Angst vor Jobverlust bringt Populisten nicht immer Stimmen
Angst vor Arbeitslosigkeit führt nach Einschätzung der Politikwissenschaftlerin Marion Reiser nicht automatisch zu besseren Wahlergebnissen rechtsextremer oder populistischer Parteien. Es gebe eine Vielzahl von Faktoren, die Menschen dazu bewegten, einer Partei ihre Stimme zu geben - oder auch nicht, sagte Reiser, die an der Friedrich-Schiller-Universität Jena den Lehrstuhl für das politische System der Bundesrepublik Deutschland führt. «Aus Einstellungsdaten kann man nur sehr begrenzt auf das Wahlverhalten schließen», sagte sie der Deutschen Presse-Agentur in Erfurt.
Der Mitte April vorgestellte Thüringen-Monitor hatte gezeigt, dass Menschen, die ihren Job bedroht sehen, besonders empfänglich für rechtsextremes oder rechtspopulistisches Gedankengut sind. «Die Furcht vor einem Arbeitsplatzverlust durch Digitalisierung wirkt sich verstärkend auf rechtsextreme und rechtspopulistische Einstellungen aus», heißt es in der Studie.

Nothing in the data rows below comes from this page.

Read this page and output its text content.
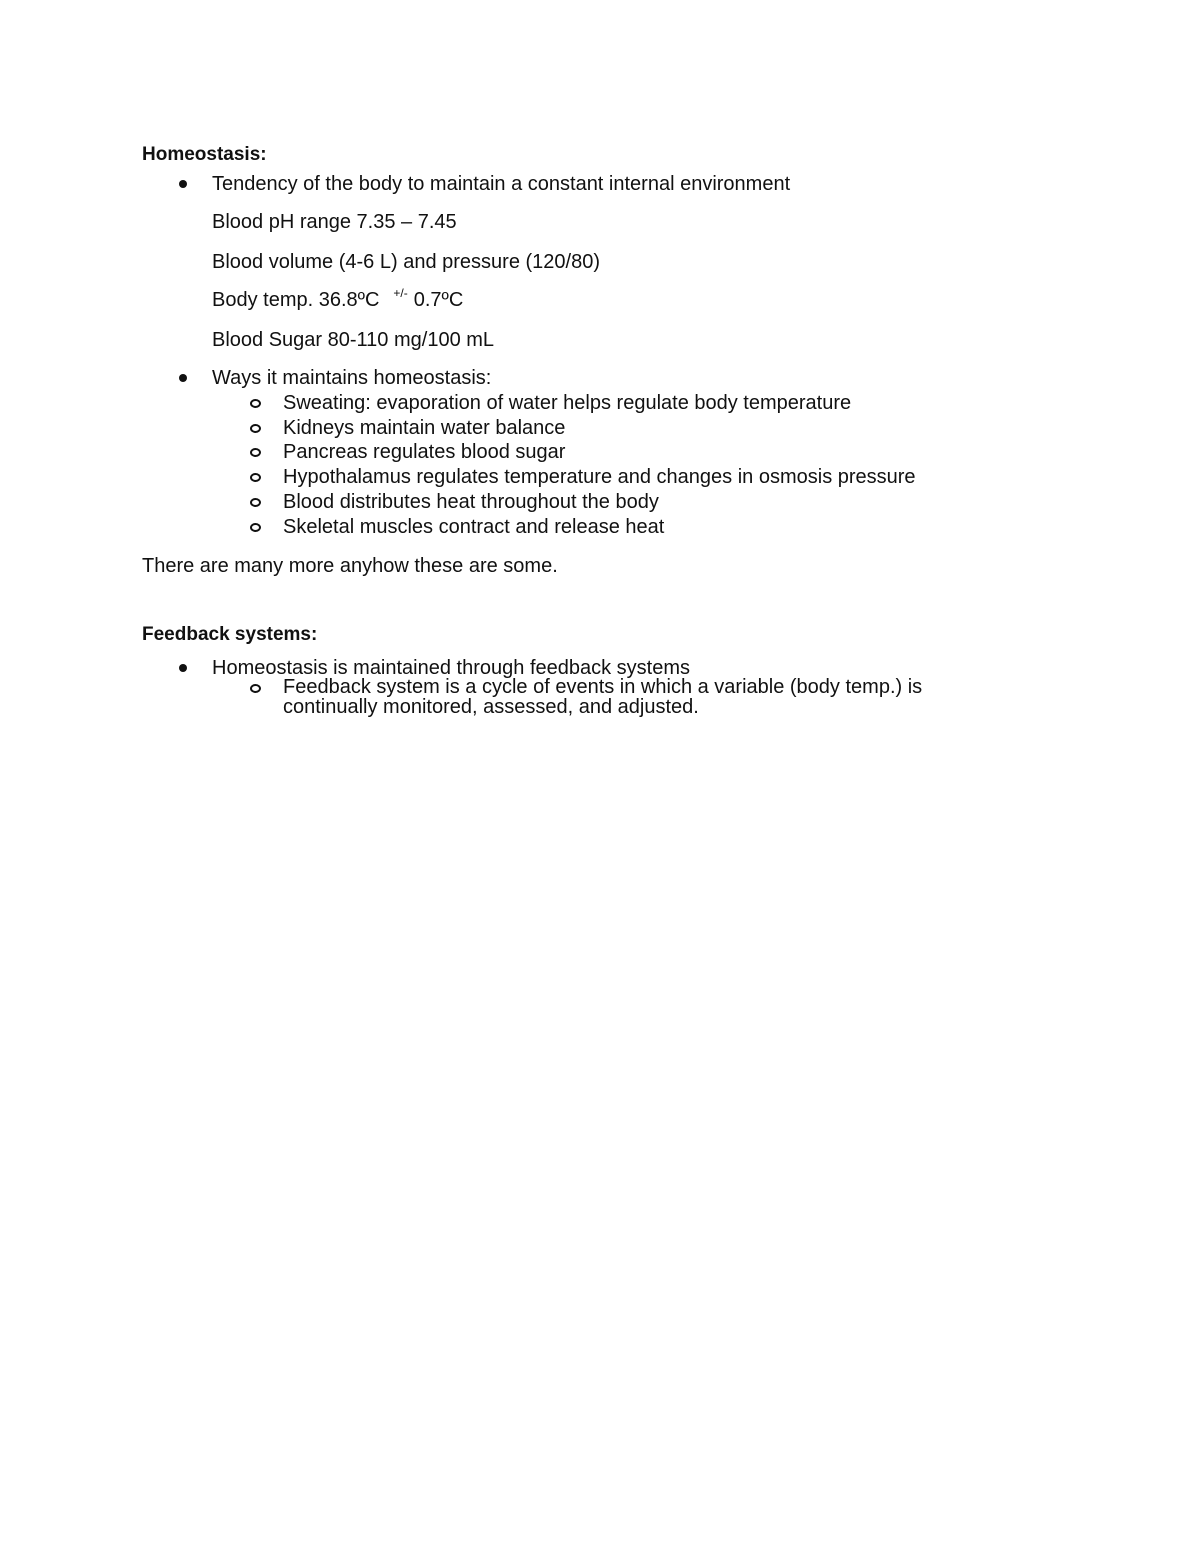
Homeostasis:
Tendency of the body to maintain a constant internal environment
Blood pH range 7.35 – 7.45
Blood volume (4-6 L) and pressure (120/80)
Body temp. 36.8ºC +/- 0.7ºC
Blood Sugar 80-110 mg/100 mL
Ways it maintains homeostasis:
Sweating: evaporation of water helps regulate body temperature
Kidneys maintain water balance
Pancreas regulates blood sugar
Hypothalamus regulates temperature and changes in osmosis pressure
Blood distributes heat throughout the body
Skeletal muscles contract and release heat
There are many more anyhow these are some.
Feedback systems:
Homeostasis is maintained through feedback systems
Feedback system is a cycle of events in which a variable (body temp.) is
continually monitored, assessed, and adjusted.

Wenn die Beschäftigten in einem Unternehmen dagegen etwa durch einen Betriebsrat Einfluss zum Beispiel auf ihre Arbeitsbedingungen hätten, so wirke dies hemmend auf derlei Einstellungen. Laut Reiser gibt es ein «ganzes Bündel von Einflussfaktoren, es ist komplex».

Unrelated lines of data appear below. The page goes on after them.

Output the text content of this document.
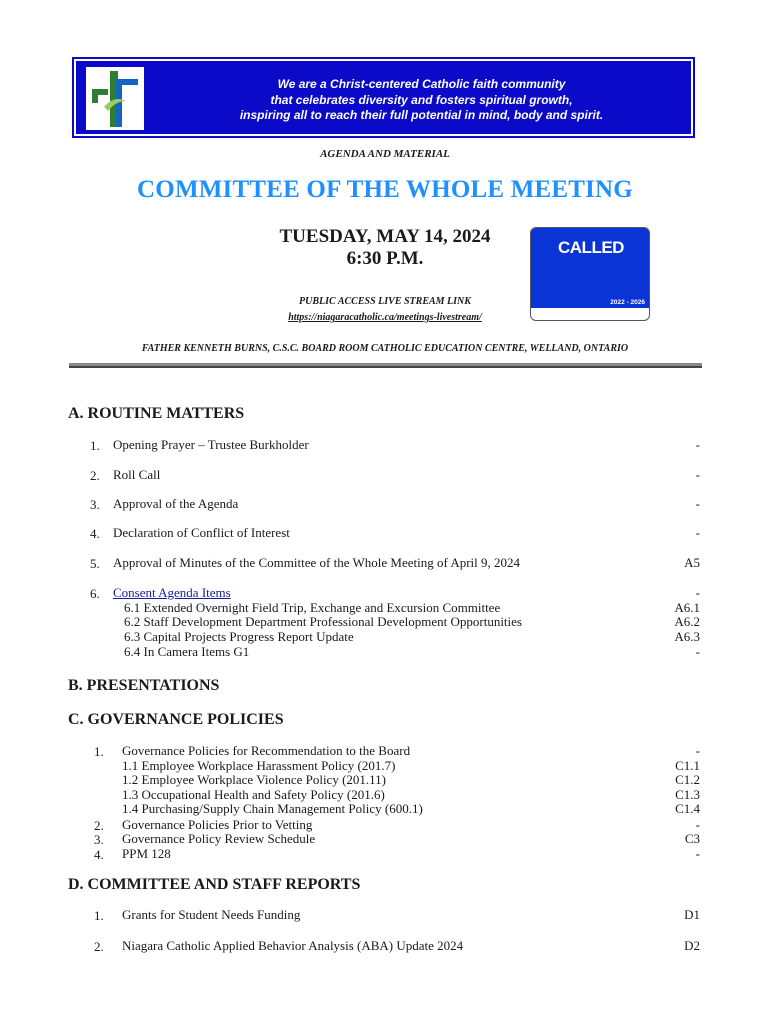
We are a Christ-centered Catholic faith community
that celebrates diversity and fosters spiritual growth,
inspiring all to reach their full potential in mind, body and spirit.
AGENDA AND MATERIAL
COMMITTEE OF THE WHOLE MEETING
TUESDAY, MAY 14, 2024
6:30 P.M.
PUBLIC ACCESS LIVE STREAM LINK
https://niagaracatholic.ca/meetings-livestream/
CALLED
2022 - 2026
FATHER KENNETH BURNS, C.S.C. BOARD ROOM CATHOLIC EDUCATION CENTRE, WELLAND, ONTARIO
A. ROUTINE MATTERS
1. Opening Prayer – Trustee Burkholder	-
2. Roll Call	-
3. Approval of the Agenda	-
4. Declaration of Conflict of Interest	-
5. Approval of Minutes of the Committee of the Whole Meeting of April 9, 2024	A5
6. Consent Agenda Items	-
6.1 Extended Overnight Field Trip, Exchange and Excursion Committee	A6.1
6.2 Staff Development Department Professional Development Opportunities	A6.2
6.3 Capital Projects Progress Report Update	A6.3
6.4 In Camera Items G1	-
B. PRESENTATIONS
C. GOVERNANCE POLICIES
1. Governance Policies for Recommendation to the Board	-
1.1 Employee Workplace Harassment Policy (201.7)	C1.1
1.2 Employee Workplace Violence Policy (201.11)	C1.2
1.3 Occupational Health and Safety Policy (201.6)	C1.3
1.4 Purchasing/Supply Chain Management Policy (600.1)	C1.4
2. Governance Policies Prior to Vetting	-
3. Governance Policy Review Schedule	C3
4. PPM 128	-
D. COMMITTEE AND STAFF REPORTS
1. Grants for Student Needs Funding	D1
2. Niagara Catholic Applied Behavior Analysis (ABA) Update 2024	D2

Für die repräsentative Erhebung wurden im September und November 2023 etwa 1000 Menschen befragt, die bei Bundestagswahlen wahlberechtigt sind. Die Befragungen zum Thüringen Monitor werden seit dem Jahr 2000 durchgeführt. Damit bieten die Daten einen Langzeit-Einblick in die Lebensrealität der Menschen im Freistaat. Reiser ist an der Uni Jena Direktorin des Instituts für Politikwissenschaft und wissenschaftliche Leiterin des Thüringen-Monitors.
Neben der inhaltlichen Nähe zu zumindest einem Teil der Programmatik einer Partei spielt laut Reiser für viele Menschen bei ihrer Wahlentscheidung auch die Frage eine Rolle, ob sie damit Protest ausdrücken könnten oder welche Parteien sie in der Vergangenheit bereits gewählt haben.

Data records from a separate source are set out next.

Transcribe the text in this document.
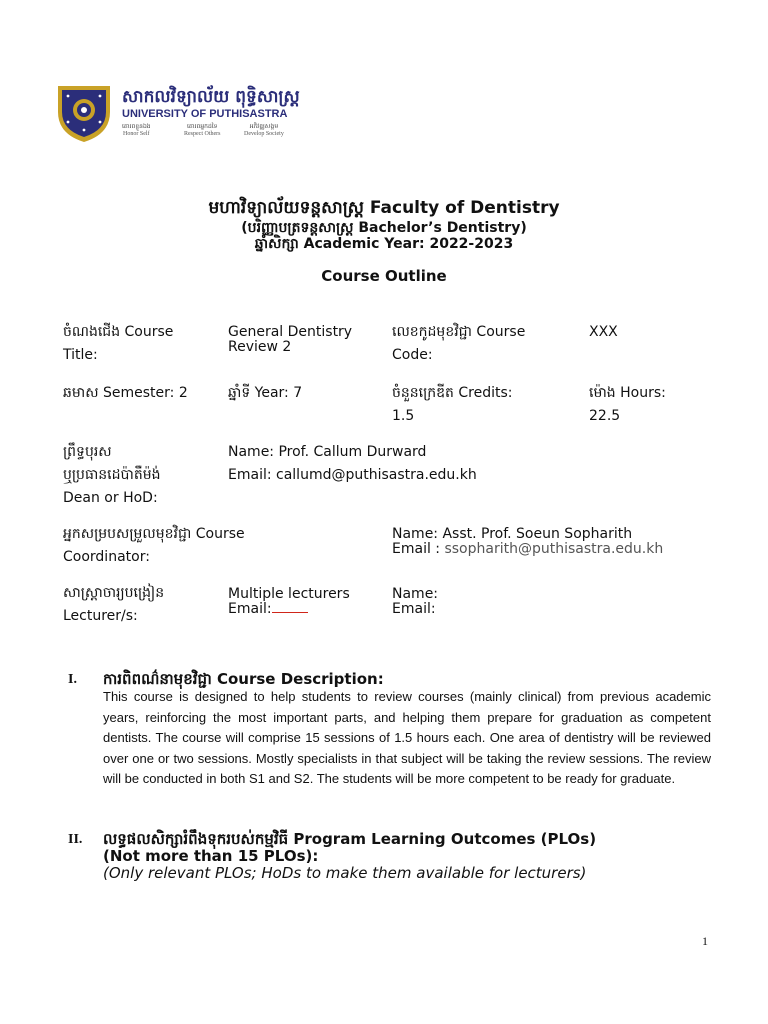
សាកលវិទ្យាល័យ ពុទ្ធិសាស្ត្រ
UNIVERSITY OF PUTHISASTRA
គោរពខ្លួនឯង
Honor Self
គោរពអ្នកដទៃ
Respect Others
អភិវឌ្ឍសង្គម
Develop Society
មហាវិទ្យាល័យទន្តសាស្ត្រ Faculty of Dentistry
(បរិញ្ញាបត្រទន្តសាស្ត្រ Bachelor’s Dentistry)
ឆ្នាំសិក្សា Academic Year: 2022-2023
Course Outline
ចំណងជើង Course
Title:
General Dentistry
Review 2
លេខកូដមុខវិជ្ជា Course
Code:
XXX
ឆមាស Semester: 2	ឆ្នាំទី Year: 7	ចំនួនក្រេឌីត Credits:
1.5
ម៉ោង Hours:
22.5
ព្រឹទ្ធបុរស
ឬប្រធានដេប៉ាតឺម៉ង់
Dean or HoD:
Name: Prof. Callum Durward
Email: callumd@puthisastra.edu.kh
អ្នកសម្របសម្រួលមុខវិជ្ជា Course
Coordinator:
Name: Asst. Prof. Soeun Sopharith
Email : ssopharith@puthisastra.edu.kh
សាស្ត្រាចារ្យបង្រៀន
Lecturer/s:
Multiple lecturers
Email:
Name:
Email:
I. ការពិពណ៌នាមុខវិជ្ជា Course Description:
This course is designed to help students to review courses (mainly clinical) from previous academic years, reinforcing the most important parts, and helping them prepare for graduation as competent dentists. The course will comprise 15 sessions of 1.5 hours each. One area of dentistry will be reviewed over one or two sessions. Mostly specialists in that subject will be taking the review sessions. The review will be conducted in both S1 and S2. The students will be more competent to be ready for graduate.
II. លទ្ធផលសិក្សារំពឹងទុករបស់កម្មវិធី Program Learning Outcomes (PLOs)
(Not more than 15 PLOs):
(Only relevant PLOs; HoDs to make them available for lecturers)
1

Ausweislich der Studie befürchten sieben Prozent der Berufstätigen im Freistaat, sie könnten wegen der Digitalisierung ihren Arbeitsplatz verlieren. Die Autoren hatten angesichts dieser Zahlen bereits gewarnt, viele Menschen im Land würden die Veränderungen unterschätzen, die die Digitalisierung für den Arbeitsmarkt bedeutet. Ein Grund dafür liege in der angespannten Fachkräftesituation auf dem Arbeitsmarkt, hatte Reiser gesagt. Weil viele Menschen auf der Arbeit und auch in ihrem privaten Alltag spürten, dass praktisch überall Personal fehle, könnten sie offenbar nicht vorstellen, dass viele Jobs demnächst überflüssig sein würden.
Reiser sagte nun, jenseits dessen, wie sehr ökonomische Krisen sich auf das Wahlverhalten von Menschen auswirkten, dürfe ihr Einfluss auch auf politischen Einstellungen nicht überschätzt werden. Persönliche und sozialpsychologische Faktoren würden viel stärker darüber entscheiden, ob Menschen rechtsextremen oder rechtspopulistischen Ideen folgten, sagte sie. Wenn Menschen beispielsweise autoritären Vorstellungen anhingen, dann sei das für deren politische Einstellungen häufig von größerer Relevanz als die Frage ihres wirtschaftlichen Status. Auch zwischen diesen Faktoren gebe es allerdings komplexe Wechselwirkungen.